Industrial applications

As mentioned in the foregoing description, the method and apparatus for encoding and decoding an audio signal according to the present invention can select a header to be included in a spatial information signal.

In addition, in the case where a plurality of headers are included in the spatial information signal, the method and apparatus for encoding and decoding an audio signal according to the present invention can decode the spatial information even if the audio signal decoding apparatus reproduces the audio signal from a random point.

While the invention has been illustrated and described with reference to a preferred embodiment, it will be understood by those skilled in the art that various changes and modifications may be made without departing from the spirit and scope of the invention.
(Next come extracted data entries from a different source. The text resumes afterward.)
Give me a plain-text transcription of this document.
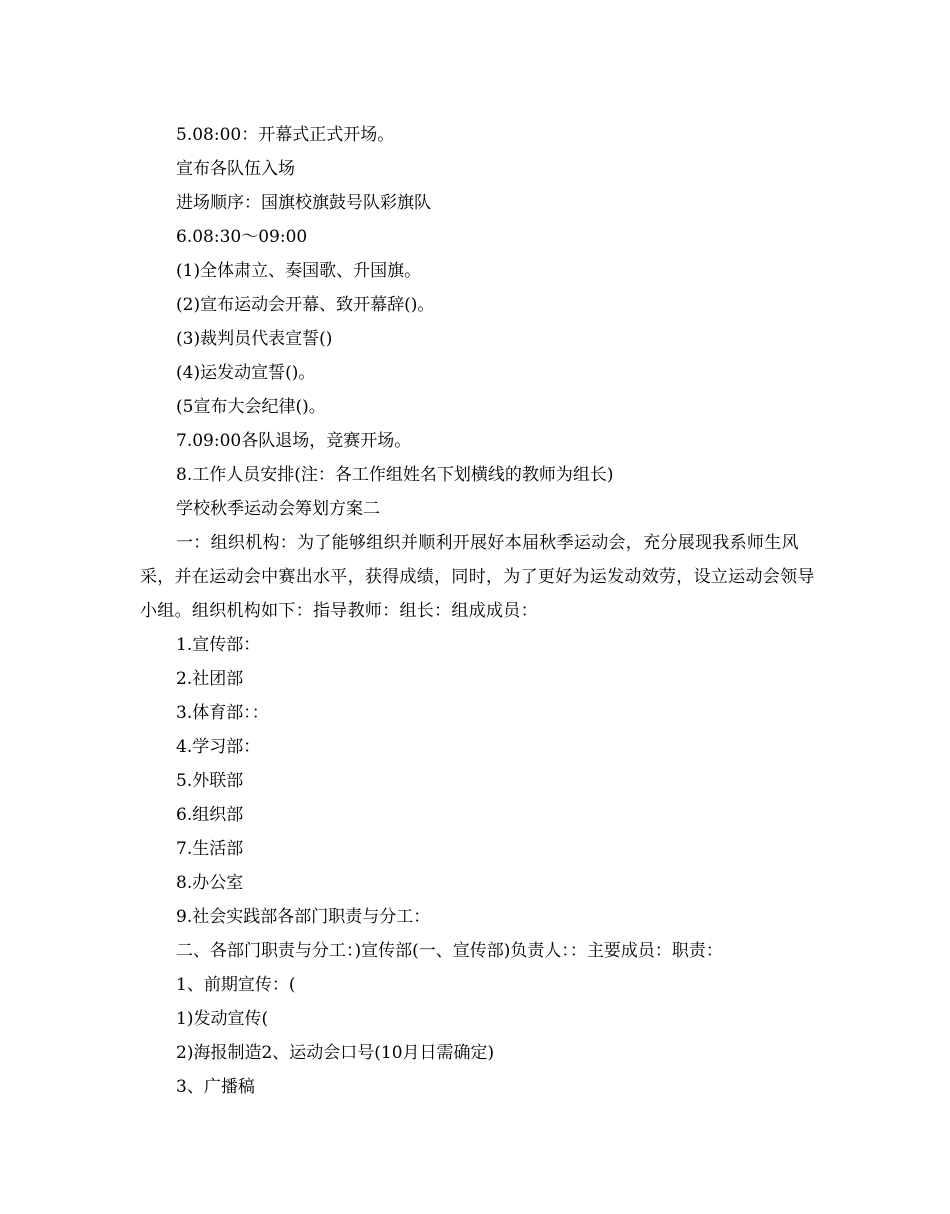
5.08:00：开幕式正式开场。

宣布各队伍入场

进场顺序：国旗校旗鼓号队彩旗队

6.08:30～09:00

(1)全体肃立、奏国歌、升国旗。

(2)宣布运动会开幕、致开幕辞()。

(3)裁判员代表宣誓()

(4)运发动宣誓()。

(5宣布大会纪律()。

7.09:00各队退场，竞赛开场。

8.工作人员安排(注：各工作组姓名下划横线的教师为组长)

学校秋季运动会筹划方案二

一：组织机构：为了能够组织并顺利开展好本届秋季运动会，充分展现我系师生风采，并在运动会中赛出水平，获得成绩，同时，为了更好为运发动效劳，设立运动会领导小组。组织机构如下：指导教师：组长：组成成员：

1.宣传部：

2.社团部

3.体育部：：

4.学习部：

5.外联部

6.组织部

7.生活部

8.办公室

9.社会实践部各部门职责与分工：

二、各部门职责与分工：)宣传部(一、宣传部)负责人：：主要成员：职责：

1、前期宣传：(

1)发动宣传(

2)海报制造2、运动会口号(10月日需确定)

3、广播稿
Thus, it is intended that the present invention cover the modifications and variations of this invention provided they come within the scope of the appended claims and their equivalents.

Claims

1. A method of decoding an audio signal, comprising:

receiving an audio signal including a downmix signal and a spatial information signal, the audio signal further including header identification information;

acquiring the header identification information indicating whether a frame of the spatial information signal contains a header;

extracting configuration information from the header when the header identification information indicates that the frame of the spatial information signal includes the header, and extracting configuration information from a header transmitted in a previous stage when the header identification information indicates that the frame of the spatial information signal does not include the header;

extracting spatial information from the spatial information signal;

generating a multi-channel signal from the downmix signal based on the configuration information and the spatial information, an

Wherein the configuration information includes time alignment information,

the time alignment information identifies a time delay between the spatial information signal and the downmix signal when the spatial information signal is embedded in the downmix signal.

2. The method of claim 1, further comprising:

the parameters contained in the spatial information signal are applied to corresponding slots using position information contained in the spatial information signal indicating to which slot in a frame a parameter is to be applied.

3. The method of claim 1, wherein the audio signal includes signal identification information indicating whether the spatial information signal is combined with a downmix signal.

4. The method of claim 1, further comprising:

the start position of the frame of the auxiliary signal is identified using the temporal alignment information.

5. An apparatus for decoding an audio signal, comprising:

a receiving unit receiving an audio signal including a downmix signal and a spatial information signal, the audio signal further including header identification information indicating whether a frame of the spatial information signal has a corresponding header;

an extracting unit, wherein when the header identification information indicates that the frame of the spatial information signal includes a header, configuration information is extracted from the header, and when the header identification information indicates that the frame of the spatial information signal does not include a header, configuration information is extracted from a header transmitted in a previous stage;

a spatial information decoding unit extracting spatial information from the spatial information signal;

a multi-channel generating unit generating a multi-channel signal from the downmix signal based on the configuration information and the spatial information, an

Wherein the configuration information includes time alignment information identifying a time delay between the spatial information signal and the downmix signal when the spatial information signal is embedded in the downmix signal.